Если бы у меня было какое-нибудь большое горе, я непременно пришла бы к Вам.
Ваша шкатулочка будет со мной в вагоне и до моей смерти не сойдет у меня с письменного стола. Всего лучшего, крепко жму Вашу руку.
Марина Цветаева.
Р. S. Исполните одну мою просьбу: вспоминайте меня, когда будете доить дельфинику. И меня тоже!
Сергей Эфрон
Москва, 13-го мая 1917 г.
<Рукой А. Эфрон:>
Милая Пра я тебя очень люблю. Ты хочешь меня увидеть? Пра, ты любишь Марину? Спасибо тебе за брошку. У меня есть сестра Ирина и есть Красная роза. Но мне жалко моря. Целую тебя и Макса. Письмо писала сама. Скоро напишу еще.
Аля.
<Рукой МЦ:>
Письмо всецело Алино, кроме Ъ. Она хотела писать еще и так писала бы до бесконечности, но чудная погода, — идем гулять. Нежно Вас целую, завтра напишу.
МЭ.
Москва, 17-го р<усского> авг<уста> 1921 г.
Дорогая моя Пра!
Постоянно, среди окружающей низости, вспоминаю Вашу высь, Ваше веселье. Ваш прекрасный дар радоваться и радовать других.
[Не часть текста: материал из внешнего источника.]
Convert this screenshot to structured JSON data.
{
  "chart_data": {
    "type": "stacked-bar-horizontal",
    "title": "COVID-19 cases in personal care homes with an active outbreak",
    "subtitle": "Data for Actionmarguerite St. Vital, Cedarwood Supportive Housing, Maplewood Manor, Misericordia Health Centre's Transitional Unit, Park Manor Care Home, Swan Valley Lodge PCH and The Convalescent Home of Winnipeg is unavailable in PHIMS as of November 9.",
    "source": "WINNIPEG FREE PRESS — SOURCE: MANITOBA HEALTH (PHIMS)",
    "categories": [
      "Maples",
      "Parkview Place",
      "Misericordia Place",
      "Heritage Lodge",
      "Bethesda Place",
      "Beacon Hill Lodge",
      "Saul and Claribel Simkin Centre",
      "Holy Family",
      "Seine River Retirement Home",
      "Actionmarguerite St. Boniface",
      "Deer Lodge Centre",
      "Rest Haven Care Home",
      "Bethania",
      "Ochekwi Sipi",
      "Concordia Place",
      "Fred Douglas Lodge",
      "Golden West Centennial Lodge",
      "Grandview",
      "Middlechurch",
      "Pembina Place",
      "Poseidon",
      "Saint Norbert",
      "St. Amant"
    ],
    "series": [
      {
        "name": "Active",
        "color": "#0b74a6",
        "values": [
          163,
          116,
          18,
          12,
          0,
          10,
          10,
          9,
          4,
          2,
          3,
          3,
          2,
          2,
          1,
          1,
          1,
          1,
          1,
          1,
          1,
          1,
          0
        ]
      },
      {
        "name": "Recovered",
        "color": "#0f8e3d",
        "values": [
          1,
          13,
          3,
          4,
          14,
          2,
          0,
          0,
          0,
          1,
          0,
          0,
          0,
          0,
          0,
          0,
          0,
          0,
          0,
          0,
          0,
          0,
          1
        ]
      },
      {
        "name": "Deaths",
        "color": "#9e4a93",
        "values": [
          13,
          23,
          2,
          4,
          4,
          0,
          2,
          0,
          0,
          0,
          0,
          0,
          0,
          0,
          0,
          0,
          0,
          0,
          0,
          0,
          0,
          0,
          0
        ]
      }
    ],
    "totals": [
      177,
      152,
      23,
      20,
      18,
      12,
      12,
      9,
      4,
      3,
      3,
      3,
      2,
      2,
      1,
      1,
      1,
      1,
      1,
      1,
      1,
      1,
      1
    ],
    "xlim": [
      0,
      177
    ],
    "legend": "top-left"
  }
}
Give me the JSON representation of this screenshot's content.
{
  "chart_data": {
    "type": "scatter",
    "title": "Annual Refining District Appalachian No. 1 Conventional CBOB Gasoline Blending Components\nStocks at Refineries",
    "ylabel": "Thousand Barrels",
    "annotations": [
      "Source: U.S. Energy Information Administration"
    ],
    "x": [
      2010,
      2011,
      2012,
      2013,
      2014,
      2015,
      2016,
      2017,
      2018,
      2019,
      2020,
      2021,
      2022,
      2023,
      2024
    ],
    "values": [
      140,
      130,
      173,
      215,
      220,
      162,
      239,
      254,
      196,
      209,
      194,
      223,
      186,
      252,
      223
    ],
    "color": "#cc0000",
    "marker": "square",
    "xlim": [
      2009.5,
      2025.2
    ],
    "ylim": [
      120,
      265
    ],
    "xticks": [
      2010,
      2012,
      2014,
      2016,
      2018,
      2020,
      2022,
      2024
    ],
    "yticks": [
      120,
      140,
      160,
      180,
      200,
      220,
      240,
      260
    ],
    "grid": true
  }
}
Люблю и помню Вас. Коктебель 1911 г. — счастливейший год моей жизни, никаким российским заревам не затмить того сияния.
Вы один из тех трех-четырех людей, которых носишь с собой повсюду, вечно ставлю Вас всем в пример. Если бы Вы знали, что это за поколение.
_________
Пишу, справляю быт, рвусь к С<ереже>. Получила от него большое письмо, пишет: с Пра и Максом я сроднился навсегда. Спасибо Вам за него.
Скоро напишу еще.
Нежно целую Вас.
МЦ.
Хожу в двух Вами подаренных кафтанах: несокрушимые!
Москва, 10-го русск. сентября 1921 г.
Дорогая моя Пра!
Аля спит и видит Вас во сне. Ваше письмо перечитываем без конца и каждому ребенку в пустыре, в котором она гуляет, в случае ссоры победоносно бросает в лицо: «Ты хотя меня и бьешь, а зато у меня крестная мать, которую воспитывал Шамиль!» — «Какой Шамиль?» — «А такой: кавказский царь, на самой высокой горе жил. — Орел!»